Monday, March 26, 2007

Like Spinning Plates...

I've been struggling with acute writer's block for ages now. Absolute ages. Years? Heck, have I ever been able to write without a struggle? Well, yes, possibly in school, writing essays and stories for dour examiners who just couldn't be bothered. There was something almost painfully joyous in being able to write stuff that you thought was great. The thing is, I read that old stuff now, and discover that none of it is particularly spectacular, by any means, but nothing can take away from the fact that once, back then, it made me unabashedly happy. I miss that complete lack of inhibition, that pervasive, intrinsic sense of self-belief.

But about the writer's block. I was to write this travelogue thingummie on Italy (which has been almost entirely whittled down to being about Rome now) for Dee, and initially it was all I could do to keep from prancing about with foolish mirth at being given the opportunity to let my creative juices flow. And flow they did, for exactly one day. Gushed. I spewed out 358 words in one sitting, feeling and tasting every word as it shot out from my brain and into my fingers and onto the keys and to the screen. Such satisfaction! Such a sense of exhilaration! Such a frickin' high! Such an ego trip!

And then, everything just evaporated. I close my eyes now and attempt to recapture all those elusive thoughts scrambling about in my brain, try to cling on to memories of experiences that I can still feel but just can't translate into words and things. Sentences. Pretty sentences. It just doesn't work. Everything is just so... so... stubbornly undefinable. So completely sensory, so abstract, so... so... non-literary! Gah! I try and try and shut my eyes tightly over and over and almost weep with the effort and nothing comes out. Not one word. And if I make myself write something, just anything, it's tripe, and I'm disgusted.

Even this blog. I've taken to reading other people's blogs a bit, just a few random bits and sentences, just to see how people go about this whole exercise in writing. Most blogs I've glanced at are friends' friends' friends' friends' (you get the picture) blogs, and most of the stuff there is the usual day-to-day I-did-this-and-I-thought-that. But for me, even trying to write something as straightforward as that has become a uphill task. So uphill, that I'm deeply in awe of all those who maintain blogs, put words in them and everything, day after day, without that sense of asphyxiation I feel when I think about putting up stuff for the "public eye". I'm clearly potty.
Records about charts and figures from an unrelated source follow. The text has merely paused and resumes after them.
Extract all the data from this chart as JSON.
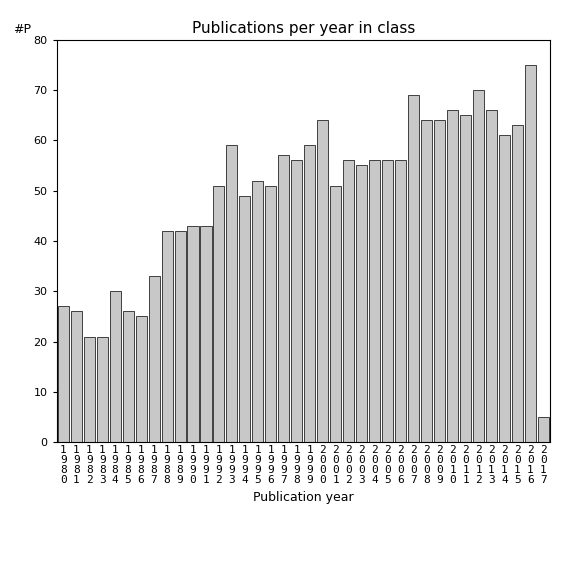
{
  "title": "Publications per year in class",
  "xlabel": "Publication year",
  "ylabel": "#P",
  "bar_color": "#c8c8c8",
  "edge_color": "#000000",
  "background_color": "#ffffff",
  "ylim": [
    0,
    80
  ],
  "yticks": [
    0,
    10,
    20,
    30,
    40,
    50,
    60,
    70,
    80
  ],
  "years": [
    1980,
    1981,
    1982,
    1983,
    1984,
    1985,
    1986,
    1987,
    1988,
    1989,
    1990,
    1991,
    1992,
    1993,
    1994,
    1995,
    1996,
    1997,
    1998,
    1999,
    2000,
    2001,
    2002,
    2003,
    2004,
    2005,
    2006,
    2007,
    2008,
    2009,
    2010,
    2011,
    2012,
    2013,
    2014,
    2015,
    2016,
    2017
  ],
  "values": [
    27,
    26,
    21,
    21,
    30,
    26,
    25,
    33,
    42,
    42,
    43,
    43,
    51,
    59,
    49,
    52,
    51,
    57,
    56,
    59,
    64,
    51,
    56,
    55,
    56,
    56,
    56,
    69,
    64,
    64,
    66,
    65,
    70,
    66,
    61,
    63,
    75,
    5
  ],
  "title_fontsize": 11,
  "label_fontsize": 9,
  "tick_fontsize": 8
}
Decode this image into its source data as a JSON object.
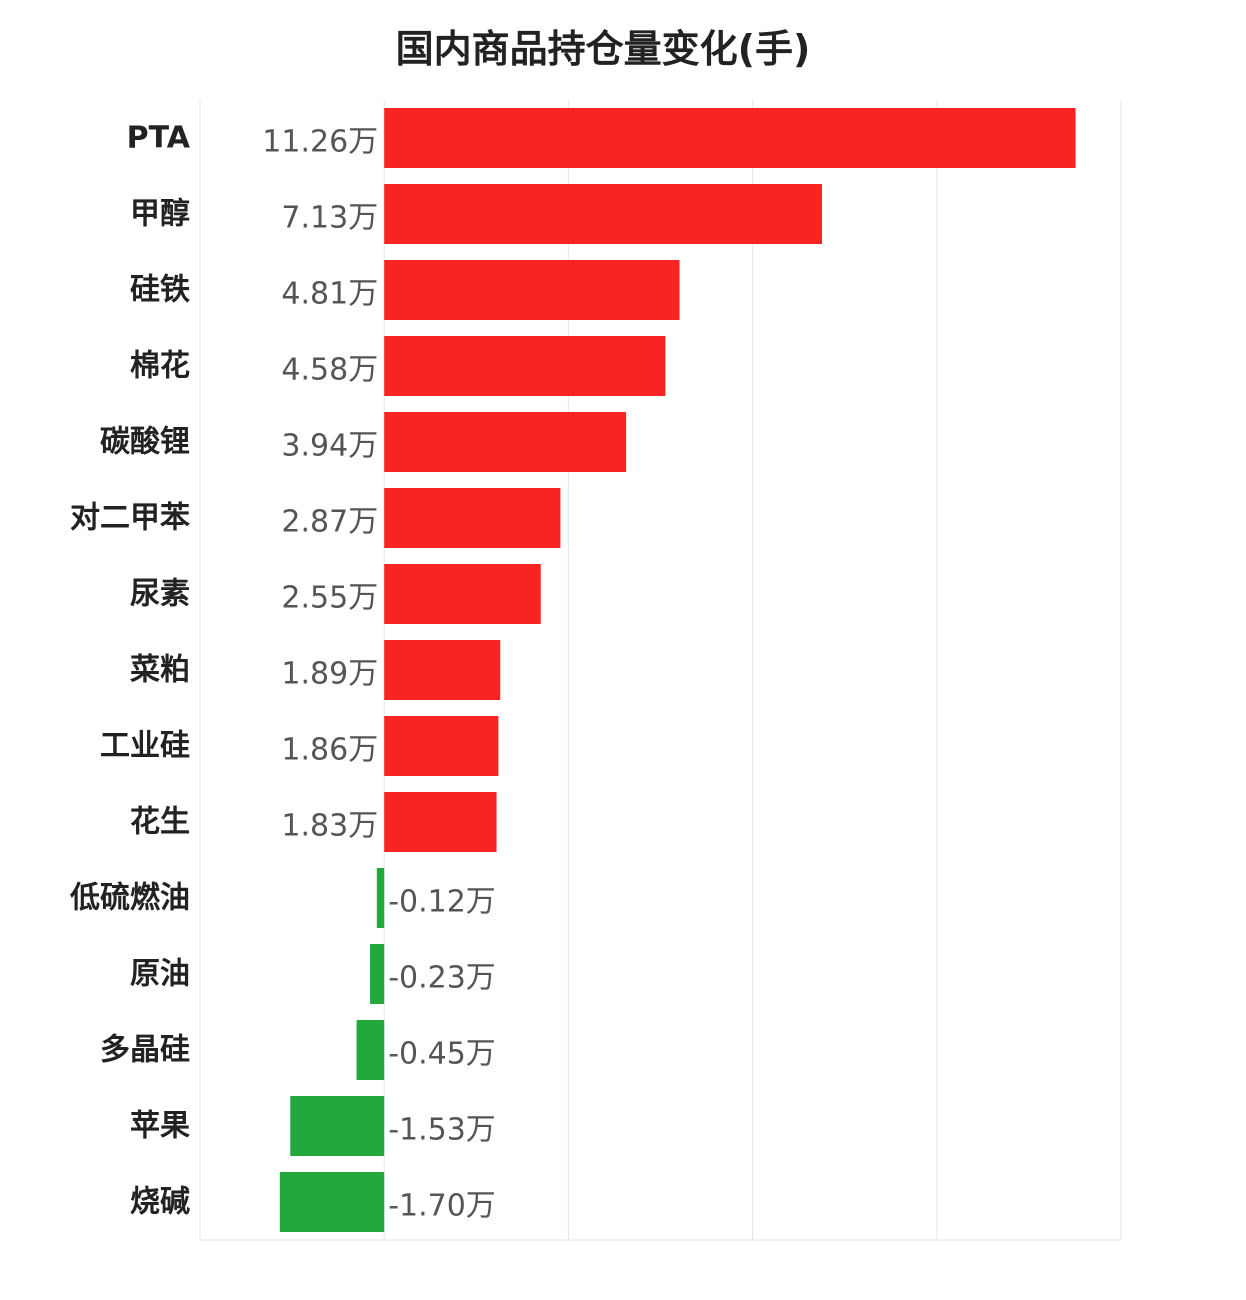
{
  "chart_data": {
    "type": "bar",
    "orientation": "horizontal",
    "title": "国内商品持仓量变化(手)",
    "categories": [
      "PTA",
      "甲醇",
      "硅铁",
      "棉花",
      "碳酸锂",
      "对二甲苯",
      "尿素",
      "菜粕",
      "工业硅",
      "花生",
      "低硫燃油",
      "原油",
      "多晶硅",
      "苹果",
      "烧碱"
    ],
    "values": [
      11.26,
      7.13,
      4.81,
      4.58,
      3.94,
      2.87,
      2.55,
      1.89,
      1.86,
      1.83,
      -0.12,
      -0.23,
      -0.45,
      -1.53,
      -1.7
    ],
    "value_labels": [
      "11.26万",
      "7.13万",
      "4.81万",
      "4.58万",
      "3.94万",
      "2.87万",
      "2.55万",
      "1.89万",
      "1.86万",
      "1.83万",
      "-0.12万",
      "-0.23万",
      "-0.45万",
      "-1.53万",
      "-1.70万"
    ],
    "unit": "万",
    "xlim": [
      -3,
      12
    ],
    "gridlines": [
      -3,
      0,
      3,
      6,
      9,
      12
    ],
    "grid": true,
    "colors": {
      "positive": "#f72424",
      "negative": "#22a83c",
      "grid": "#e6e6e6",
      "category_text": "#222222",
      "value_text": "#555555"
    }
  }
}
You might say, "Hey!" You'll say "hey", and you'll follow that up with a um-why-are-you-complaining-about-writing-by-rambling-on-for-400- odd-words, and that's exactly my point. Four hundred words of no consequence. I'm completely eloquent while describing my inadequacies... it seems to be the only thing I can spout without curling up in verbal agony.

No, the thing is, ultimately, that the problem lies with you. You, as in, the "collective" you. I find it impossible to write for plurals, because I'm a different person with everyone I know. And so, when it comes to writing for a common denominator, I never know which "me" to be, what tone to adopt, what style or language or mood to use, whether to be grave, or hilarious, or pensive, or contemplative, or practical, or silly. Arrghh... I don't say it right, or clearly enough... damn this writer's block! But somewhere, in this ridiculously incoherent and long post is the crux of the matter, buried under reams of garbage.

Yes indeed, I have, several times even, been told that everyone is, in fact, like that. Different with different people, that is. And that I should stop pretending like that is the greatest tragedy of my life. But therein, still, lies my ultimate excuse. That this "different-being" is what makes my inhibitions with writing so substantial, and my handicap with prose so... insurmountable.

3 comments:

H.S. said...

I can totally, totally understand.
maybe, one should treat the blog like you would, a person and decide how 'different' you want to be with it (terriblybadadvice;)

H.S. said...

and I forgot to say,
Love the picture which makes striking ordinariness look beautiful.

Anu said...

LOL!!! Love the "terriblybadadvice" :D I didn't think people were paying attention to my labels.. hehh.
And.. thank you! Sunsets have been cloudless the last coupla days... very simple affairs.. just one 'boop' and down goes the sun.